Selon le souhait de Victor Hugo, la première publication n’est jamais une édition illustrée, mais celle-ci suivait de peu dès que paraissait une édition populaire. C'est le cas ici, pour la publication du roman dans "l'Edition Eugène Hugues" ou "Edition du Victor Hugo illustré", en 1876, pour laquelle plusieurs illustrateurs - comme Gustave Brion, Emile Bayard, Henri Louis Scott - donnent des dessins. Paul Meurice qui est le maître d'œuvre de l'édition Hugues, a à cœur d'y reproduire nombre de dessins de Victor Hugo et sans nul doute a-t-il convaincu Victor Hugo de réaliser un dessin pour ce volume. On sait que pour son héros, Hugo a repris le nom de famille de Juliette Drouet, « Gauvain ». Aussi pour le château familial s’inspire-t-il de la Tour Mélusine du château de Fougères, ville natale de Juliette, qu’il avait visité et dessiné le 25 juin 1836 (et non 1835 comme voulait le rappeler l’inscription portée sur cette feuille).  Ici Hugo mêle le souvenir réaliste de la tour de Fougères et la fiction littéraire, avec la ruine de la galerie incendiée. Le dessin témoigne d’une grande virtuosité technique notamment dans l’utilisation du voile vaporeux d’un fin réseau de dentelle obtenu par la diffusion de l’encre sur le papier mouillé ; cette utilisation de l’aléatoire est d’une grande modernité. « La Tourgue » est sans doute le dernier grand dessin de Victor Hugo dont l’œuvre graphique se réduit dans les dernières années de sa vie. Ce dessin a figure à l'exposition de la galerie Georges Petit, en 1888, qui fut la première exposition publique de dessins de Victor Hugo, sous la rubrique "Collection de M. Paul Meurice", n° 83.

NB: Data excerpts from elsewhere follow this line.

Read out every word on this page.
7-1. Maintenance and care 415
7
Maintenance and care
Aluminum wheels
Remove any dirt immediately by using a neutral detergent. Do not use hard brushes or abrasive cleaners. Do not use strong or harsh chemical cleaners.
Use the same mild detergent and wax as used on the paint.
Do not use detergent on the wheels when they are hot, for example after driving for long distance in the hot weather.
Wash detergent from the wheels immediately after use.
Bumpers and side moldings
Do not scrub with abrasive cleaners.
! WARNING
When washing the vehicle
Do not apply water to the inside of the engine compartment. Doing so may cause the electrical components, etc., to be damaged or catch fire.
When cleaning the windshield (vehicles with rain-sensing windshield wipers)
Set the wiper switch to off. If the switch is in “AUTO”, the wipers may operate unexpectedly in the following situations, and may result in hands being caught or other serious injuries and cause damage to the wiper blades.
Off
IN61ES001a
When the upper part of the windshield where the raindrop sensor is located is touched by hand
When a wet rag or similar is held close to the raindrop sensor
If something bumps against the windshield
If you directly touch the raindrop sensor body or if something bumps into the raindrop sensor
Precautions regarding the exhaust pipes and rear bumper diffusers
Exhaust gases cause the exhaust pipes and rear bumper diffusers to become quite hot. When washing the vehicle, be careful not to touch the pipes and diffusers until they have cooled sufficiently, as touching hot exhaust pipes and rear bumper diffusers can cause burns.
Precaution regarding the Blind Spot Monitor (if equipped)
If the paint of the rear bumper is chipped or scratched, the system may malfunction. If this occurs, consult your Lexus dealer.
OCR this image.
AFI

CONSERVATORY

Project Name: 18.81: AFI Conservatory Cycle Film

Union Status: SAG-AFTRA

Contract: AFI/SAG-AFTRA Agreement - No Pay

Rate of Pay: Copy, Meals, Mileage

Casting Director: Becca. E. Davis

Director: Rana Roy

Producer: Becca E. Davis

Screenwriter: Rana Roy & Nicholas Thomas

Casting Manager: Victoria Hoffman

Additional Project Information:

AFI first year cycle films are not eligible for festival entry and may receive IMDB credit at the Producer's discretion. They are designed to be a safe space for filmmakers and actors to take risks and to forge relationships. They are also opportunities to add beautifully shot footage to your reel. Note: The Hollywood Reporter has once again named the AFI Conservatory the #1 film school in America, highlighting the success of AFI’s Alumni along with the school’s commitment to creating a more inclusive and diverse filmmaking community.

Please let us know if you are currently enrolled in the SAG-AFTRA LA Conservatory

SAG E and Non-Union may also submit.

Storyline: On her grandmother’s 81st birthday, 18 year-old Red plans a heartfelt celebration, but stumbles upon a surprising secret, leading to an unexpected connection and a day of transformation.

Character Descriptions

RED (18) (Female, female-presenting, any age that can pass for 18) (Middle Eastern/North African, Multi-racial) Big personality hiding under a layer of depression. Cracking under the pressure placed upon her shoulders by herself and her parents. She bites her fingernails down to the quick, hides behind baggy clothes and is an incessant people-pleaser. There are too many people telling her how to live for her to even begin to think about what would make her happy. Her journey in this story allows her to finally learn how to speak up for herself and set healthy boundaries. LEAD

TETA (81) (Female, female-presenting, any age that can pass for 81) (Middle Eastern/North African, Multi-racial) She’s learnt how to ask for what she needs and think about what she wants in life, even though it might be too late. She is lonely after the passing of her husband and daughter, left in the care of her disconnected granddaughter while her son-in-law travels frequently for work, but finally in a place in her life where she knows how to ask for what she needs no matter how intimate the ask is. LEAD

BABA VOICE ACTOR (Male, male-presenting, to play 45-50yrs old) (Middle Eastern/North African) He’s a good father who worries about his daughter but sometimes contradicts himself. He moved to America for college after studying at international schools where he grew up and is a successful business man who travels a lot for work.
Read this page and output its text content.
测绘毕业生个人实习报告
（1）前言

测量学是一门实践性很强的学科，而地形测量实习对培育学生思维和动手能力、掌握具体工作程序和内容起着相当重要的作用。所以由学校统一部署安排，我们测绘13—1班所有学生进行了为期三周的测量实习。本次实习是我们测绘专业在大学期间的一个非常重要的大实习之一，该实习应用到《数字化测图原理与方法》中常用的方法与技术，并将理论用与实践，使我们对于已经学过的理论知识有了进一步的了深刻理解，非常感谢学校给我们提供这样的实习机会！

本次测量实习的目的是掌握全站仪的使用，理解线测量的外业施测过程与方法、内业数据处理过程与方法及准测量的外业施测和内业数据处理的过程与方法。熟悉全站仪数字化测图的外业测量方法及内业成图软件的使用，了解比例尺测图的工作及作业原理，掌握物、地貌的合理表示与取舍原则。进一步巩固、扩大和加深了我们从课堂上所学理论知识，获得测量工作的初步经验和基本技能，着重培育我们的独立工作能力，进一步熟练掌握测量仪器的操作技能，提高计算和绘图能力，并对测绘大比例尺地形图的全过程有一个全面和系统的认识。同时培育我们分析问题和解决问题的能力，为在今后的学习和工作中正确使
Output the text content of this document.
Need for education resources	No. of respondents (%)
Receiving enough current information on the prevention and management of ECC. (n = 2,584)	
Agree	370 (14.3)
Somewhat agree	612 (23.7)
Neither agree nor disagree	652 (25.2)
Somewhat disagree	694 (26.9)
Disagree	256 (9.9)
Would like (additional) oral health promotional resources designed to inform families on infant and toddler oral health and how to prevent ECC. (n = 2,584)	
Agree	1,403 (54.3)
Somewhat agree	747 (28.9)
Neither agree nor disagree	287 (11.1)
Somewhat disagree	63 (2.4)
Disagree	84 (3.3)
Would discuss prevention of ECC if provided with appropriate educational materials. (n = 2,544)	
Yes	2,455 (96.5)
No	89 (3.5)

Réf : Paris musée collections Maison Victor Hugo-Hauteville Housse

Une Bastille de province

Le voyageur qui, il y a quarante ans, entré dans la forêt de Fougères du côté de Laignelet en ressortait du côté de Parigné, faisait, sur la lisière de cette profonde futaie, une rencontre sinistre. En débouchant du hallier, il avait brusquement devant lui la Tourgue.

Non la Tourgue vivante, mais la Tourgue morte. La Tourgue lézardée, sabordée, balafrée, démantelée. La ruine est à l’édifice ce que le fantôme est à l’homme. Pas de plus lugubre vision que la Tourgue. Ce qu’on avait sous les yeux, c’était une haute tour ronde, toute seule au coin du bois comme un malfaiteur. Cette tour, droite sur un bloc de roche à pic, avait presque l’aspect romain tant elle était correcte et solide, et tant dans cette masse robuste l’idée de la puissance était mêlée à l’idée de la chute. Romaine, elle l’était même un peu, car elle était romane ; commencée, au neuvième siècle, elle avait été achevée au douzième, après trois croisades.

Réf : tiré du texte du roman de Victor Hugo Quatrevingt-treize - Troisième partie en Vendée – Livre deuxième : Les trois enfants, IX, l.

  • Extrait de l’article de Camille Pelletan, journaliste daté du 5 mars 1874 dans L’Egalité de Marseille :

Tout d’abord une description du château (La Tourgue), qui dépasse tout. Avez-vous vu quelquefois des dessins de Victor Hugo ? Ces rêves d’une terrible précision de ruines fantastiques, où les pierres déchiquetées semblent vivre ?

Nous y pensions en lisant ces admirables pages où les mots arrivent à la netteté de la peinture. La lecture finie, on connait le château, comme si on l’avait, je ne dis pas vu, mais habité.

  • Extrait de l’article de Philippe Burty L’Art, 12 septembre 1875

La Tourgue en 1835

Victor Hugo possède un degré énergique la faculté d’emprisonner dans un contour, d’évoquer par un jeu de lumière, de noyer dans des ombres l’image des choses que fait vivre son vers, Burgs démantelés soudés aux pics, levers de lune qui donnent aux arbres des silhouettes de fantômes, tempêtes qui assaillent des barques, lacs immobiles, rivières serpentant dans de larges plaines, palais féeriques, citadelles fabuleuses, gorges arides, cathédrales élancées, lourds pignons sur rues, même les foules bariolées qui vont vers des buts inconnus et les êtres dont l’allure ou la physionomie, rapidement entrevues, ont une intensité.

Exceptionnelle ; il a tout réduit avec une certitude étonnante […].